Abstract

This work, perhaps the first of its type, is a book-length historical and cultural analysis of psychiatry in modern Iran. It is written by a London-based Iranian physician with specialization in medical anthropology.
The central theme is the ‘medicalization’ of Iranian psychiatry, a process that has also occurred in the rest of the world. Depression (or ‘depreshen’ as pronounced by Iranians without translation) came to mean something broad, a general unhappiness, and was treated with drugs, as in the West. In the last half-century, Iran suffered many obvious social reasons for unhappiness: autocratic monarchy, revolution, civil war, terrorism, a brutal 10-year war with Iraq, international isolation and economic limitation, tension with Israel, and nuclear debate with the USA. There has been a translation of these social forces into a psychiatric interpretation of depression, with drug treatment. Besides Prozac and analogous ‘antidepressants’, the author also describes the rise of the diagnosis of attention deficit disorder, and the use of amphetamines.
In short, as in the USA and the West and much of the rest of the world, Iranian psychiatry medicalized social unhappiness and tried to treat it with pills. Perhaps the most interesting observation here is its very banality: Iran, so exotic and ancient and supposedly different from America, did not differ from the West in how psychiatry functioned within its culture.
In telling this story, Behrouzan provides detailed case interviews of doctors with patients, and brings out the nuances of this process. The oral and written history is interesting and well-documented. There is good original research behind much of the book and it is well-written. The author’s approach focuses on how psychiatric ideas migrated from the clinic into Iranian culture, informing how ordinary people and artists think and write about themselves in autobiographies, memoirs and works of fiction. But I suggest that she does not acknowledge how the social sphere informed the medical, namely how her own interpretations are influenced by our current postmodernist, social- constructionist mainstream culture. The work will be useful for those interested in understanding the Iranian psychiatric profession, as well as for anthropology and history students of modern Iranian culture.
However, I found that the overall critique could have gone beyond mainstream viewpoints of modern Western medical anthropology. Medical anthropology tends to focus on the social and cultural context of the medical profession, its views and its practices. Discussion is often rooted in those identified with a certain way of thinking, especially Michel Foucault and allied thinkers, often French or of other Continental European origin. This way of thinking is complex and not fully captured by any single label, although terms like ‘postmodernism’ are relevant. A basic idea in this philosophy involves social constructionism, the view that many (if not all) medical concepts are relative to society and culture, and are more a reflection of power than anything else. This kind of medical anthropology is not without merit, but it often fails to use its own method against itself: What are its own social and cultural assumptions, and how do they allow it to relativize almost all other views?

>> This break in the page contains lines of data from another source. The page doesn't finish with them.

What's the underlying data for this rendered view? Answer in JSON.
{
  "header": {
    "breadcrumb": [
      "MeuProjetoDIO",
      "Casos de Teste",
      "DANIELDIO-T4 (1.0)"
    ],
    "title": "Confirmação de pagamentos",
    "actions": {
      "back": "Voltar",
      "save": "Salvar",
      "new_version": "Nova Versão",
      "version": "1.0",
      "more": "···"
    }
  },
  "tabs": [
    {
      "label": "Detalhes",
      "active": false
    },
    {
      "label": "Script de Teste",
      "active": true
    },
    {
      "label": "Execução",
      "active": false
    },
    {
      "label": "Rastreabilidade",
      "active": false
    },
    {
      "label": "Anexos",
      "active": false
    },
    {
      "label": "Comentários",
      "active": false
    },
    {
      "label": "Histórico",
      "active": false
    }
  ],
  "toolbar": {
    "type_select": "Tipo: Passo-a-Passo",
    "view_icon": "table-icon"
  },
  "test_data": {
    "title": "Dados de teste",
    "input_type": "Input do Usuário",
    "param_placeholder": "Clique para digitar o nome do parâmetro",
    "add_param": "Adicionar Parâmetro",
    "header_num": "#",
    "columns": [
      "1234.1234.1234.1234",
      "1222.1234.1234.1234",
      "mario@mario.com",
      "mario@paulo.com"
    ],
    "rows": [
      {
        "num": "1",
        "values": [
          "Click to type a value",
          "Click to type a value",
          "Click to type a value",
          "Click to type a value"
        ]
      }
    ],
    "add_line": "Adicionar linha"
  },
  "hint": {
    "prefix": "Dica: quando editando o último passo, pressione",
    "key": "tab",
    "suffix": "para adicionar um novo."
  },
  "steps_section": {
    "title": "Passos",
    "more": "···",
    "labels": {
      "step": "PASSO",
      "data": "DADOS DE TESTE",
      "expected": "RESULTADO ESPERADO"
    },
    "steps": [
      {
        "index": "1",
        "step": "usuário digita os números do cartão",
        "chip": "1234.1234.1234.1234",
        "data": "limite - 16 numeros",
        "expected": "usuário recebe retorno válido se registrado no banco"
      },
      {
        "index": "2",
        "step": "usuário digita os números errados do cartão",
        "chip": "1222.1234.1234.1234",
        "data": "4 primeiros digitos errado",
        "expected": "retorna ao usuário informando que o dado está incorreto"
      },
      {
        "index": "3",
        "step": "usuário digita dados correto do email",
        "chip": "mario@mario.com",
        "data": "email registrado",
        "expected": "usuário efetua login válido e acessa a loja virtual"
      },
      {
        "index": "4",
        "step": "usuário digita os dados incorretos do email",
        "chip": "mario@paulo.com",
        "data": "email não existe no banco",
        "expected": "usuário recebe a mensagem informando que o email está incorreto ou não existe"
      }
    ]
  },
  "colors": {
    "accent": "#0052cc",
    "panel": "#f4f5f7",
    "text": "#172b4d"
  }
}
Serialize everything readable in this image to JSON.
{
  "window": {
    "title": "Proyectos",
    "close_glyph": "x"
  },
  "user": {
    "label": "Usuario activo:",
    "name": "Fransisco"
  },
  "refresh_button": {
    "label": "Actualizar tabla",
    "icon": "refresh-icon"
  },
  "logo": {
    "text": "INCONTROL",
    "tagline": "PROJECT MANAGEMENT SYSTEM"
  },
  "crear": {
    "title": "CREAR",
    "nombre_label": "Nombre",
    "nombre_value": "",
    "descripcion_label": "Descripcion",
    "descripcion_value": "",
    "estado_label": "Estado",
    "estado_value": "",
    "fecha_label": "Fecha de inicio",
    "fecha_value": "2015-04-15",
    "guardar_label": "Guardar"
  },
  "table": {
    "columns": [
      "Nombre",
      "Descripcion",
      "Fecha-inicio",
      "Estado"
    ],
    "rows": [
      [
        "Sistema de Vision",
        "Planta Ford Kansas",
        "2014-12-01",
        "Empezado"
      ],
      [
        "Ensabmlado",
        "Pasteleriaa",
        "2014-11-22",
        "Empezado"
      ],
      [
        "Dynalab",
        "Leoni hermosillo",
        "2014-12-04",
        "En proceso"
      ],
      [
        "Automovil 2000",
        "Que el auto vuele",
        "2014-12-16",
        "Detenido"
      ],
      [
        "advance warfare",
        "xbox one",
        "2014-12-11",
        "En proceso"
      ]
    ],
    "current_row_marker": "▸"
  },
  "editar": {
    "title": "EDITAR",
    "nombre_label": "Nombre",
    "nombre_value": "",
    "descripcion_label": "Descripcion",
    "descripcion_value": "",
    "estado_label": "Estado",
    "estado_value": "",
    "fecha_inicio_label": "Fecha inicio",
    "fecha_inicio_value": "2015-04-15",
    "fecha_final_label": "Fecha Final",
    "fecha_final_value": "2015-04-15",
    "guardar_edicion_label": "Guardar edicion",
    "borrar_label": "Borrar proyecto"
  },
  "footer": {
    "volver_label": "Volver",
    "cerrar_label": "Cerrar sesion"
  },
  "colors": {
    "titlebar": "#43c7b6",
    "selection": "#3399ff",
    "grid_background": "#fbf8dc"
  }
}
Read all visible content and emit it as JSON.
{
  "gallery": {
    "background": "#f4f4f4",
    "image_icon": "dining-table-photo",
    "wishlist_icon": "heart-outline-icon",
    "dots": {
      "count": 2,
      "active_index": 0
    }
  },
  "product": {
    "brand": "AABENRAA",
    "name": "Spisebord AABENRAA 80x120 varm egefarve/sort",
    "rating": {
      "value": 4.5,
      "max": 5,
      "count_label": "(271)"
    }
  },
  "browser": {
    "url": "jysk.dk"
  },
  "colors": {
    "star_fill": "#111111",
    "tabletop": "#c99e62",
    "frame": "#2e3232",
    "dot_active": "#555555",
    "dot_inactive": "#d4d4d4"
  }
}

I observe the impact of this internal ideology in Behrouzan’s primary concern with ‘the positivist hold of biological psychiatry’. She mentions having trained for a while at the most prominent psychiatric hospital in Iran, the University of Tehran’s Ruzbeh hospital. I have also been there many times, as student and lecturer, and know the faculty well. My observation is that many of their views are derived from standard American psychiatric beliefs, especially from the Diagnostic and Statistical Manual of Mental Disorders (DSM) and the biopsychosocial model.
Rather than another standard critique of the medicalization of psychiatry, I would have appreciated analyses that might have been more originally Iranian, on topics that are mentioned only briefly. For instance, Iran is suffused with its literary past, with the psychological genius of its multiple medieval Shakespeare-level poets (Rumi, Hafiz, Khayyam, Saadi, Ferdowsi); Iranian psychiatrists often refer to the insights of these poets in their clinical discussions, and a study of how this poetic cultural lineage interplays with modern psychiatry would therefore be a fascinating topic. Also, the tradition of mysticism (Irfan, Sufism) is strong in Iran, and a major international Sufi leader of the twentieth century, Javad Nurbakhsh (1926–2008), a Master of the Nimatullahi order, was a prominent psychiatrist and head of the Ruzbeh hospital before the 1979 revolution. He later moved to the USA and then England, and had an influence on the spread of Sufism in the West. Although not mentioned in the book, an exploration of his influence on Iranian psychiatry, as well as the influence of psychiatry on his Sufism, would have been enlightening. There are also Iranian psychiatrists in the diaspora, like the novelist Taghi Modaressi (1932–97), who worked as a child psychiatrist in Baltimore and wrote books of fiction, in Farsi and in English, which struggled to describe the same painful cultural unhappiness that afflicted so many Iranians before and after the revolution. These other aspects of Iranian psychiatry, which are unique to Iranian culture, still wait to be explored.